Originally Published: November 7, 2018 9:07 p.m.
PHOENIX — Newly elected House Speaker Rusty Bowers inherits a chamber where he can’t afford to alienate a single Republican.
Bowers, chosen Wednesday by fellow Republicans to run the House for the next two years, finds the edge of the majority party clipped from 35-25 for the last two years to just 31-29 after Tuesday’s election as Democrats apparently have picked up four seats. And what makes that significant is it takes 31 votes for final approval of any measure.
What that does, Bowers acknowledged, is empower any individual Republican with the ability to hold out their vote on priorities of the GOP leadership until the measure is altered to address his or her concerns.
But Bowers, a Mesa resident, said the reverse holds true for the Democrats who could find someone defecting to support a Republican bill if he or she gets something in return.
“Every member of either caucus has a great amount of authority and power,’’ said Bowers who has 10 years of legislative experience, including two as Senate majority leader.
“It makes leadership more sensitive to each member’s needs and wants,’’ he said. “And those we’ll just have to work through.’’
And that presents challenges for House GOP leaders who also include Warren Petersen of Gilbert as majority leader and Becky Nutt of Clifton as majority whip.
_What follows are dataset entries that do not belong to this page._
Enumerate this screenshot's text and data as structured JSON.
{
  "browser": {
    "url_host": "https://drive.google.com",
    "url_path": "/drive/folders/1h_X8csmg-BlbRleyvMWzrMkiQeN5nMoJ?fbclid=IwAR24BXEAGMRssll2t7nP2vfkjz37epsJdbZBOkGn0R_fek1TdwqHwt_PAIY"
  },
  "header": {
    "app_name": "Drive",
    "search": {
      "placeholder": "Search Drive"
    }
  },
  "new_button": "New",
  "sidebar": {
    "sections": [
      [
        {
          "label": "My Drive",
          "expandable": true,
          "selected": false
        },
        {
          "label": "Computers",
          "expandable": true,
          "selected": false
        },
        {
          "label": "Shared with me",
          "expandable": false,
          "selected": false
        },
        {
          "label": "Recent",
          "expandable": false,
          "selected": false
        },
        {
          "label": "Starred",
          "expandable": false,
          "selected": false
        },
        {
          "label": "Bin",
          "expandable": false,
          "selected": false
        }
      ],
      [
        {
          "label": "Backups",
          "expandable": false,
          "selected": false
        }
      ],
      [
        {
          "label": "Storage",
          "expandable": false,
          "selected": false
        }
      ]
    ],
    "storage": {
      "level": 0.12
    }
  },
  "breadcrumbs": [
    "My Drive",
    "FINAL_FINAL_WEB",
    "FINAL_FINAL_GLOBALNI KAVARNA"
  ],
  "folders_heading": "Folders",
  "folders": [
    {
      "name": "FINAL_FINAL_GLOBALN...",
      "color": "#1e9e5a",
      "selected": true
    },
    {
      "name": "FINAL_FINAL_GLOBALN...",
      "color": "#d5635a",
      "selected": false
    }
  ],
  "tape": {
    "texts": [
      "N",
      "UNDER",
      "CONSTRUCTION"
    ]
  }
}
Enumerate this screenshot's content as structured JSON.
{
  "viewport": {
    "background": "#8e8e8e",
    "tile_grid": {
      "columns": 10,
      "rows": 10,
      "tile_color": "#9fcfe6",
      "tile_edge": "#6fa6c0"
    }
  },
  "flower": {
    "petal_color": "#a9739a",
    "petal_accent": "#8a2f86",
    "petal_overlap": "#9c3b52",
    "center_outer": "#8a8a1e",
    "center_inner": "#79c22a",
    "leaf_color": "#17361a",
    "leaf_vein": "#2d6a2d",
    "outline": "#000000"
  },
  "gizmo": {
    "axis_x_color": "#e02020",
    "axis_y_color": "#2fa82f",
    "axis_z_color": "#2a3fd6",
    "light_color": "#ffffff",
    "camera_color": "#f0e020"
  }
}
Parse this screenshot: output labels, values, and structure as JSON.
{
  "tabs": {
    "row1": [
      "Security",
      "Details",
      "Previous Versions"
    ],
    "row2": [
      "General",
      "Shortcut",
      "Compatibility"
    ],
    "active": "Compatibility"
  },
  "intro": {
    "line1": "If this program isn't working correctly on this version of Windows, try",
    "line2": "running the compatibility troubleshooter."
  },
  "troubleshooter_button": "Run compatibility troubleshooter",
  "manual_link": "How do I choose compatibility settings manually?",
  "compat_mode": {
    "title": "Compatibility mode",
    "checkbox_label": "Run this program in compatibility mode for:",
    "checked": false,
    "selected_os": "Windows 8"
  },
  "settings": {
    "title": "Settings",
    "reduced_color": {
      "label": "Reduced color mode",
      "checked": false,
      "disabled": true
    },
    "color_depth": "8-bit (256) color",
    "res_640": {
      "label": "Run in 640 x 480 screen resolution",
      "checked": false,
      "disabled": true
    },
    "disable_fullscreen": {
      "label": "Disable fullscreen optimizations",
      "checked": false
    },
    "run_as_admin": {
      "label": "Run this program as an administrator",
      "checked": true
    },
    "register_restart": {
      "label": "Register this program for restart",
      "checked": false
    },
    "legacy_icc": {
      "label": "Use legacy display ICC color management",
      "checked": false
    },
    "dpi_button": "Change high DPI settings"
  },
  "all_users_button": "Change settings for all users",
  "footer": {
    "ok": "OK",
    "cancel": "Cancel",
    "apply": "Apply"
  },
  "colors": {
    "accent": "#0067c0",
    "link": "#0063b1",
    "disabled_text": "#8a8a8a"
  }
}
“It’s going to be a wild ride just keeping the herd going,’’ Bowers said.
Across the courtyard, Karen Fann of Prescott who was chosen Wednesday by her Republican colleagues as Senate president, doesn’t have quite the same problem. If the vote tallies hold, she will have 17 Republicans in the 30-member chamber when the new session convenes in January, the same as last year.
But Fann, first elected to the House in 2010 before moving to the Senate in 2016, said that little bit of extra GOP edge does not mean Republicans can get through anything they want — or that Democrats can or should be ignored.
“The bottom line is we need to have respect for each other,’’ she said.
“Remember: We were all elected equally by our constituents,’’ Fann said. And she said many of the districts, while represented by a lawmaker from one party, include a substantial number of voters from the other side of the political aisle whose views and needs also need to be taken into consideration.
Her leadership team includes Rick Gray of Sun City as majority leader and Sonny Borrelli of Lake Havasu City as majority whip.
One area that could get more attention is transportation funding.
Rep. Noel Campbell, R-Prescott, has been pushing for new sources of revenues to both fix existing roads and bridges as well as build new ones.
The situation is complicated by the fact that Arizona’s 18-cent-a-gallon gasoline tax has not been hiked since 1991, when 18 cents was worth more than now. And then there’s the fact that new vehicles are more fuel efficient, meaning that gas tax revenues are not increasing as fast as the miles driven.
With Campbell now a four-year veteran and the need for the GOP to hang on to every vote, the lawmakers who want new dollars — particularly those from rural areas - have additional political muscle.
“I know that more money is needed for transportation because I drive on it and you drive on it,’’ said Bowers. And he said that this can’t simply be seen as a rural problem.
“We all use our highways,’’ she said. “And I-17 and I-10, they’re nightmares right now.’’
That, however, still leaves the question of how to pay for all that.
“Nobody wants to see their taxes raised,’’ Fann said.
“But, also, the reality is there are certain fundamental things that government is supposed to take care of,’’ she said. And Fann said transportation -- along with education and public safety -- are those fundamentals that must be adequately funded.
“We need to have the conversation about how do we fund,’’ she said.
One other big priority is water supply -- and efforts to come up with a drought contingency plan in the likelihood that Arizona will lose some of its allocation of Colorado River water.
“There have been some wrinkles of late,’’ Bowers said.
“We’re going to keep talking and keep listening and considering all the options on the table,’’ Bowers said. That also includes making sure that all sources of water are part of any deal.
Fann said one thing working to help craft a solution is that, until recently, questions of water supply were considered simply a rural problem. But now, she said, the threat of a shortage makes it a statewide issue.
“So that’s great that we’re able to come together on those kind of conversations,’’ she said.
What Bowers and Fann also inherit is a surplus that could be close to $1 billion when the new fiscal year begins. And while that creates opportunities for new spending, Bowers said the state also finally needs to focus on really balancing the state’s books.
Bowers pointed out that the constitutional requirement for a balanced budget has been met now for years by deferring expenses due in one fiscal year to be paid in the next year. That practice, called a “rollover,’’ currently accounts for more than $930 million.
And when the state was in debt during the Great Recession, it sold off both the state House and Senate with an agreement to lease it back until paid off in 2030.
The amount still owed at the end of this fiscal year will be about $710 million, with interest being paid on what’s left.
“We need to start finally chipping away on this debt,’’ Bowers said.